Any Tutorial / Example for writing a Presto-ElasticSearch connector ? #3057

sumanth232 · 2015-06-09T13:14:28Z

I want to write an ElasticSearch connector to perform JOINS in ElasticSearch using Presto.
Can anyone pls suggest on how to start. Any guidance will be of lot of help.

Downchuck · 2015-06-09T20:03:52Z

ElasticSearch has several Java clients available -- use the scroll method for large result sets:
https://www.elastic.co/guide/en/elasticsearch/guide/master/scan-scroll.html

Crate.io has an SQL adapter on top of the ElasticSearch code base, which could be of some help.

sumanth232 · 2015-06-10T09:41:40Z

Crate does not support JOINs.
Its mentioned in the FAQ - https://crate.io/docs/faq/

Q: Does Crate support JOINs?

Not yet. JOINs are on our roadmap and we try to do them the right way in usual quality and well performing.
For a lot of use cases there are other ways to achieve the same result as with JOINs. The best way to start is to take a look at the ARRAY and OBJECT data types to denormalise your data.

dain · 2015-06-10T16:12:09Z

I would start by forking the https://github.com/facebook/presto/tree/master/presto-example-http plugin, and adapting it to be able to read from elastic search. Last time I used elastic search the apis were all REST based so the presto-example-http plugin should be pretty close to what you need. Once you get that working, you’ll want to work on getting predicate push down working, but I’d start by just getting it to read at all.

-dain

On Jun 9, 2015, at 6:14 AM, Sumanth Bandi notifications@github.com wrote:

I want to write an ElasticSearch connector to perform JOINS in ElasticSearch using Presto.
Can anyone pls suggest on how to start. Any guidance will be of lot of help.

—
Reply to this email directly or view it on GitHub.

dain · 2015-06-24T17:46:48Z

In the legacy SPI that the example connector implements, a table is logically divided in partitions and partitions are divided into splits. A partition can provide a TupleDomain which describes the bounds of the values present in the partition which Presto can use to skip sections of the table that can not match the filter predicate. A split is simply a part of a partition.

Presto will enumerate and filter the partitions and then enumerate the splits for the partitions. Then Presto reads data in parallel from splits.

If your system does not support parallel reading, simply return a single Partition and a single Split. If your system has a more sophisticated physical layout, you will want to use the new TableLayouts SPI so that Presto can take advantage of the data organization.

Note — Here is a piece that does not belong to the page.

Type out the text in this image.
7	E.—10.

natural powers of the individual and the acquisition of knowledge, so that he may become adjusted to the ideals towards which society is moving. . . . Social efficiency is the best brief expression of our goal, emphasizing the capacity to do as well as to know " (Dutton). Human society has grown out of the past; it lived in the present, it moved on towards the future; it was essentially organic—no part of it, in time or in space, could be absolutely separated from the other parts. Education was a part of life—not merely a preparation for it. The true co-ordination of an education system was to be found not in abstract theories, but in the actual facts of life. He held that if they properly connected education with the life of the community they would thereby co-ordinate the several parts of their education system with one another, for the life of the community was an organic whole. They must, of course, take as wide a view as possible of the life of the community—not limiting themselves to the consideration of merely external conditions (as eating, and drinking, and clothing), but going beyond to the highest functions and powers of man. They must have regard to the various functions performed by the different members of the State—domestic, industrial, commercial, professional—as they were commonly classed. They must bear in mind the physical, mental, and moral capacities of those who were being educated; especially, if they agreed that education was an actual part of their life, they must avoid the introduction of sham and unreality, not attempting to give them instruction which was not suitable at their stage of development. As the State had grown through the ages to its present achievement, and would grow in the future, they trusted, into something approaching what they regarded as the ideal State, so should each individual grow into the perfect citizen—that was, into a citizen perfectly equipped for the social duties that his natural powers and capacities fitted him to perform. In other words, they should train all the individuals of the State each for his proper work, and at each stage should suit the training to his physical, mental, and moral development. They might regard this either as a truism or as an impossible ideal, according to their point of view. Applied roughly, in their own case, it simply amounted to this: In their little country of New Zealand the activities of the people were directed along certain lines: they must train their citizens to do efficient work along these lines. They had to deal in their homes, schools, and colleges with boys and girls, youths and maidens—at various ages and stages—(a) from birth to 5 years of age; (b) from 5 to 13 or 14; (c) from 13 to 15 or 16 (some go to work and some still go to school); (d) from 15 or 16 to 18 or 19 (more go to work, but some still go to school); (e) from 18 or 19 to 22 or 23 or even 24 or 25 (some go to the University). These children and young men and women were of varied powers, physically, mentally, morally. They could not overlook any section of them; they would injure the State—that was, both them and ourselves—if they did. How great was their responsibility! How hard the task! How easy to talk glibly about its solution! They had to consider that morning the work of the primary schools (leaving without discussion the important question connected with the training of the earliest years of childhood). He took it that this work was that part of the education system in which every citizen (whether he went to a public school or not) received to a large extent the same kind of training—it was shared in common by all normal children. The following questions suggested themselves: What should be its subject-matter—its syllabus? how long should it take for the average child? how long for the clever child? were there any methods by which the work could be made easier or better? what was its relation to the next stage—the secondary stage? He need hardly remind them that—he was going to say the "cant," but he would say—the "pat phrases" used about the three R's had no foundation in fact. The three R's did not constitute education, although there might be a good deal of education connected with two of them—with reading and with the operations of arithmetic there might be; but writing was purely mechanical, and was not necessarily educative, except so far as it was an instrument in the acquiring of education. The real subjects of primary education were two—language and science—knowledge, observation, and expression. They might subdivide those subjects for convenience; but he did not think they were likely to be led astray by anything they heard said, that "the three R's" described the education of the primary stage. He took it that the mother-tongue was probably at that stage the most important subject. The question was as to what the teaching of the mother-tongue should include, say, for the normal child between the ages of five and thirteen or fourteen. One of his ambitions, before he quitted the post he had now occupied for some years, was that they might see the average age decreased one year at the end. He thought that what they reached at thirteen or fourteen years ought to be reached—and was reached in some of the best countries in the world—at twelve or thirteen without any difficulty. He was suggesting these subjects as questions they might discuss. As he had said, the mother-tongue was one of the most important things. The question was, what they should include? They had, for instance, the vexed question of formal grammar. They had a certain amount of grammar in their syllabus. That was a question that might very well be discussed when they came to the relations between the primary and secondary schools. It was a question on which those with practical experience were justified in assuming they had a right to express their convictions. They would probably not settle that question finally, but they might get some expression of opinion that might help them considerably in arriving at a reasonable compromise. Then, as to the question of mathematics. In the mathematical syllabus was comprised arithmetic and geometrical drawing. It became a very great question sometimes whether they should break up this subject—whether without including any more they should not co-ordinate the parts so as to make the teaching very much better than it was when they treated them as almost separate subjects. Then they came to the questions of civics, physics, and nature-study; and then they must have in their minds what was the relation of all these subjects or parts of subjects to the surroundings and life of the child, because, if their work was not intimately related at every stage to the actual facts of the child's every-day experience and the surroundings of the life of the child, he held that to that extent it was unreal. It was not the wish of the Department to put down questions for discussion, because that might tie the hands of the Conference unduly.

sumanth232 · 2015-06-25T13:47:47Z

I wrote a basic connector with the necessary classes implemented. I also added a .properties file in 'etc/catalog' and
also edited the plugin.bundles 'etc/config.properties' file : (added ../presto-elasticsearch/pom.xml)

plugin.bundles=\
  ../presto-raptor/pom.xml,\
  ../presto-hive-cdh4/pom.xml,\
  ../presto-example-http/pom.xml,\
  ../presto-kafka/pom.xml, \
  ../presto-tpch/pom.xml,\
  ../presto-elasticsearch/pom.xml,\
  ../presto-mysql/pom.xml

but I get this error :

2015-06-25T19:16:22.214+0530    INFO    main    com.facebook.presto.metadata.CatalogManager -- Loading catalog etc/catalog/elasticsearch.properties --
2015-06-25T19:16:22.215+0530    ERROR   main    com.facebook.presto.server.PrestoServer No factory for connector elasticsearch
java.lang.IllegalArgumentException: No factory for connector elasticsearch

The problem is here :

private void loadPlugin(URLClassLoader pluginClassLoader)
            throws Exception
    {
        ServiceLoader<Plugin> serviceLoader = ServiceLoader.load(Plugin.class, pluginClassLoader);
        List<Plugin> plugins = ImmutableList.copyOf(serviceLoader);

        if (plugins.isEmpty()) {
            log.warn("No service providers of type %s", Plugin.class.getName());
        }

        for (Plugin plugin : plugins) {
            log.info("Installing %s", plugin.getClass().getName());
            installPlugin(plugin);
        }
    }

The size of plugins when loading this new plugin is 0, whereas for other old plugins , it is 1

List<Plugin> plugins = ImmutableList.copyOf(serviceLoader);

Can you please help, why the first 2 lines of this code are not working as expected ?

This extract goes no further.